Tomou um puro-curto e, como ela se demorava, pediu outro. Passou o tempo procurando, discretamente, se distrair com as pessoas à sua volta. Por algum motivo, priorizou casais. Uns apenas passavam, enquanto outros se detinham por algum tempo em uma ou outra vitrine. Eis que um deles resolve ocupar a mesa próxima ao balcão em que ele estava. Ele devia ter uns 30 anos, pensou. Ela uns 18 e olhe lá, 19 no máximo. Estaria naquela idade em que o jeito, ainda de menina, tenta administrar os destinos de um já flagrante corpo de mulher. Lembrou-se da idade de Alice, da sua e do medo em assumir tudo aquilo.

Uma pequena caixa foi posta a seu lado, no balcão de vidro da cafeteria.

- Trouxe pra você. – disse Alice.

Deu-lhe um beijo rápido e discreto no rosto. Sabia que seu homem não era lá muito afeito a demonstrar carinho em público. Mostrou-lhe sua mão para certificá-lo de que já estava usando a sua.

- Meu Deus! – ele murmurou. O que você...
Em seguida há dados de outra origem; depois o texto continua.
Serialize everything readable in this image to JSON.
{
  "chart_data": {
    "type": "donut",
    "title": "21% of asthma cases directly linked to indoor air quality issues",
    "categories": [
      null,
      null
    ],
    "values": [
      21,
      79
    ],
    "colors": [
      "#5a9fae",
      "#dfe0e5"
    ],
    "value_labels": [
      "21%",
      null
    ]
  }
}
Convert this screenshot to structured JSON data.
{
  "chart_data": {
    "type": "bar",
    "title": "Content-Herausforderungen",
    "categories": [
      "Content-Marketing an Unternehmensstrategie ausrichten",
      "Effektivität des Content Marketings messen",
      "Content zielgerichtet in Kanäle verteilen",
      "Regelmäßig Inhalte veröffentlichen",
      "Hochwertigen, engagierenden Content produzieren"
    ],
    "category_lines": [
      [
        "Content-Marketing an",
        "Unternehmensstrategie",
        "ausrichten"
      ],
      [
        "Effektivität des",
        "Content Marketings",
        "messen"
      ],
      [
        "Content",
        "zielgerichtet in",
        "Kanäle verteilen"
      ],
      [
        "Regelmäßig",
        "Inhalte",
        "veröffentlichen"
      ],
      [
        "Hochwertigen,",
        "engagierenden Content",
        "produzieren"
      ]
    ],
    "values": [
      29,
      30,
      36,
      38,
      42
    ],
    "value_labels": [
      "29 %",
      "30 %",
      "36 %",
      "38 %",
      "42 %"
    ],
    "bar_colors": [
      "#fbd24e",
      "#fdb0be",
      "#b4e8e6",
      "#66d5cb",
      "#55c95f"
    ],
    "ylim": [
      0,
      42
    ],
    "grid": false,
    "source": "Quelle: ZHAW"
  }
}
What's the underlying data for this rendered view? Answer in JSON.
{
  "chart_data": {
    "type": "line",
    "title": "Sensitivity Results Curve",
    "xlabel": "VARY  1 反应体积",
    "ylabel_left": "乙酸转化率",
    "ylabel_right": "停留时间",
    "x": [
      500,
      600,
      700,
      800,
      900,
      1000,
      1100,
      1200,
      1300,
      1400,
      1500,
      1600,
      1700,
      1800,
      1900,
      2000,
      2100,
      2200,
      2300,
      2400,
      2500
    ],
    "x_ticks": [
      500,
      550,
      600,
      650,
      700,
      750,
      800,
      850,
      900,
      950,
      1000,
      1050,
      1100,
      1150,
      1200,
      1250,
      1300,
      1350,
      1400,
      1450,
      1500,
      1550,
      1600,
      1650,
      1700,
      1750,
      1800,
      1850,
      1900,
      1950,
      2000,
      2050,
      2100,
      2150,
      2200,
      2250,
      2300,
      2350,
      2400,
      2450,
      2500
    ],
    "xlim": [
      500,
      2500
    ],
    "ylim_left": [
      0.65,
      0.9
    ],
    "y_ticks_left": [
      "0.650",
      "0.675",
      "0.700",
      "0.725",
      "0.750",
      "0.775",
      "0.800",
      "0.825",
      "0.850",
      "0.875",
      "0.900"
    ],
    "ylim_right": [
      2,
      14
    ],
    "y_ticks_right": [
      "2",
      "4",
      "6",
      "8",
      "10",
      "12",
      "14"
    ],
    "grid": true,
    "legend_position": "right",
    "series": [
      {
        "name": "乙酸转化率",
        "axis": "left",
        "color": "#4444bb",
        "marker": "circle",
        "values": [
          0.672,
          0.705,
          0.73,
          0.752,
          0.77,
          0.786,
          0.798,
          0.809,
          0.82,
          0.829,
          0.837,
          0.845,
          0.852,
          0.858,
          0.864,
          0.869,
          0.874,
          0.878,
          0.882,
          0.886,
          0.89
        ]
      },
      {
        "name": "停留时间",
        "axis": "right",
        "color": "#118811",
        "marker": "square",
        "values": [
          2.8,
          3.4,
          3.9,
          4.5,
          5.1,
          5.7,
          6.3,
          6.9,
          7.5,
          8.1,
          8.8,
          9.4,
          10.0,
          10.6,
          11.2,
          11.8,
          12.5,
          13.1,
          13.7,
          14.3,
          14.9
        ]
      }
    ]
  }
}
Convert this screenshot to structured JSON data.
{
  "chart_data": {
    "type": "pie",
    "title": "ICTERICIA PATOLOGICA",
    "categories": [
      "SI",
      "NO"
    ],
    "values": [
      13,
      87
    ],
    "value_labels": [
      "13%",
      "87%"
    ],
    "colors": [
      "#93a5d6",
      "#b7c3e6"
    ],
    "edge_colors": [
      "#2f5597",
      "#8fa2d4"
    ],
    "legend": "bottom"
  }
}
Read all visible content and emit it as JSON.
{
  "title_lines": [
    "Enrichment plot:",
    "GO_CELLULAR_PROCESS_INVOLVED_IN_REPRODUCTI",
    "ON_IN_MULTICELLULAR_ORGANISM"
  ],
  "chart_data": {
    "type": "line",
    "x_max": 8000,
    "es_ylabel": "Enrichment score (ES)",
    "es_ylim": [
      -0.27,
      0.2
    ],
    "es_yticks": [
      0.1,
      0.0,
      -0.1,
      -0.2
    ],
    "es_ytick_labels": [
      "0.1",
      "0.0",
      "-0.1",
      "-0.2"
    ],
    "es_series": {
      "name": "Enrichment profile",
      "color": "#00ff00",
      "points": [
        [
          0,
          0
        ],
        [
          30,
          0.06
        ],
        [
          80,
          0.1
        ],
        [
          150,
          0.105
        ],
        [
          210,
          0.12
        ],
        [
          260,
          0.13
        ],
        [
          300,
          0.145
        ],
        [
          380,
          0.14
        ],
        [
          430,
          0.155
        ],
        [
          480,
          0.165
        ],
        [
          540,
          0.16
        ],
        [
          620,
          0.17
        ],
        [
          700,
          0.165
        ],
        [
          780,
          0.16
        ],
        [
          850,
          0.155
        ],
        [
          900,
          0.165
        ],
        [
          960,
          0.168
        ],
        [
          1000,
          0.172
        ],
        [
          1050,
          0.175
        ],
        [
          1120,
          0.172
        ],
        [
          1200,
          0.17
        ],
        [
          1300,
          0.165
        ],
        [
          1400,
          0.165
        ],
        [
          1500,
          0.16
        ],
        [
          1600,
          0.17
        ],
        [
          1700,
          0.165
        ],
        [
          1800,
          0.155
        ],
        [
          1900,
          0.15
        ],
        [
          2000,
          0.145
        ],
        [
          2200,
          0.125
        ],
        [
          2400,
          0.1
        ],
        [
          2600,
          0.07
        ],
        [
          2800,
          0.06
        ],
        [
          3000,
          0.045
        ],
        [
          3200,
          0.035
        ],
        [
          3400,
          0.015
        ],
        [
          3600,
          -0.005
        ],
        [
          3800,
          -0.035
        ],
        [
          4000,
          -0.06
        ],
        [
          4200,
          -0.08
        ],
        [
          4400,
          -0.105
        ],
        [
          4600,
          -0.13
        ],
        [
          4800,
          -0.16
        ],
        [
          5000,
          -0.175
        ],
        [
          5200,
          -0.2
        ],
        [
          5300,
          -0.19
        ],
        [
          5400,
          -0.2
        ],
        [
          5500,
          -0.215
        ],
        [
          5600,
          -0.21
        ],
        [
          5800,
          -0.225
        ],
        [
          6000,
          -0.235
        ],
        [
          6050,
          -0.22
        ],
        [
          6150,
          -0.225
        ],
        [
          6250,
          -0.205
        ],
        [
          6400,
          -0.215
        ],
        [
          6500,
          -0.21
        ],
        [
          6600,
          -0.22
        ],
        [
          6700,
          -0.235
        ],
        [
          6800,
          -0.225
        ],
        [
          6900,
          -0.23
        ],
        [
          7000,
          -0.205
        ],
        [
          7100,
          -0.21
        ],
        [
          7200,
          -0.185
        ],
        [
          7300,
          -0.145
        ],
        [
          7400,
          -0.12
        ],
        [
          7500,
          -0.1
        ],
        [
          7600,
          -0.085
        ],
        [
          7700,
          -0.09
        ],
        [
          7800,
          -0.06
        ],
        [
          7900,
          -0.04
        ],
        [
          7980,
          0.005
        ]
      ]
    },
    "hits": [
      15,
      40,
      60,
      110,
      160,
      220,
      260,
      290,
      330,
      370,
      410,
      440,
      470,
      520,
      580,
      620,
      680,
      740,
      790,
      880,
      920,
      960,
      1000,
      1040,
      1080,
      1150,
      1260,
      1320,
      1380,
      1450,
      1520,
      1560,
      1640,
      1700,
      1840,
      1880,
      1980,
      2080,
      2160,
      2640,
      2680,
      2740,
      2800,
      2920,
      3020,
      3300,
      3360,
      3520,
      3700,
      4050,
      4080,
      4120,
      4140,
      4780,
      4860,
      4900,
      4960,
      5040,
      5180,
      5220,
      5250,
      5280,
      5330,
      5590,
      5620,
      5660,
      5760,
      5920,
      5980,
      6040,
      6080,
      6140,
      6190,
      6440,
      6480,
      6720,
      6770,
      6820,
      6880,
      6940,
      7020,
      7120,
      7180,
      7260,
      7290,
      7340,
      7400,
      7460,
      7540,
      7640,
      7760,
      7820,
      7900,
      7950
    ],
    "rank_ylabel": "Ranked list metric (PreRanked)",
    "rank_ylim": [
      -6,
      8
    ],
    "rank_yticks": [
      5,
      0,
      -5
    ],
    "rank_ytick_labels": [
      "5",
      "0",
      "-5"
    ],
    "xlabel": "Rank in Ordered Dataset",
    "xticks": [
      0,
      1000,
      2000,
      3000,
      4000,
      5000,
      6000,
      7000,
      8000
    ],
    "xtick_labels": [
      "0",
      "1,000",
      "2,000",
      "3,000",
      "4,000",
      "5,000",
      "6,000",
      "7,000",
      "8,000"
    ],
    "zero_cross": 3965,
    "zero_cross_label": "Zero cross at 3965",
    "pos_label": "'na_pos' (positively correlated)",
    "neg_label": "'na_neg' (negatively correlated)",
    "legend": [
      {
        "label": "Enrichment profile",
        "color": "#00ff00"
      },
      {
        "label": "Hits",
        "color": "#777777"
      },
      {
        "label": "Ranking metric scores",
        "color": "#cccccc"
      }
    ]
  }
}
Com a mesma mão da aliança, cerrou-lhe a boca, começando seu pequeno discurso, num ritmo e tom de voz pausada, com compenetração típica de quem tem algo muito importante a dizer:

- Resolvi começar a usar a minha, pois já sou sua faz tempo e, mesmo que isso lhe incomode, paciência, pois como disse, já sou sua faz tempo. Se isso lhe assustar muito, pode me mandar embora. Estou disposta a correr o risco. Mas, veja bem, é importante para mim que você saiba: eu já sou sua faz tempo. Todos os meus planos, antes de lhe conhecer, não mudaram em quase nada. Não os descartei, apenas os adaptei à sua presença. Alguns eu abandonei por serem vagos. De outros me afastei, pois iam me distanciar de você. Quase tudo que hoje eu faço está ligado a você. O curso que vou começar, no mês que vem, tem um pouco de você, pois sei que se orgulha de mim por eu não ser burra, nem acomodada. Se você gosta de uma mulher autônoma, quero ser autônoma com você. Isso existe? Não sei. Vou criar.

Theo abriu a caixa e pôs a aliança no dedo. Tremia um pouco, mas apenas as mãos. O resto do corpo permaneceu calmo, sereno e lhe sorriu.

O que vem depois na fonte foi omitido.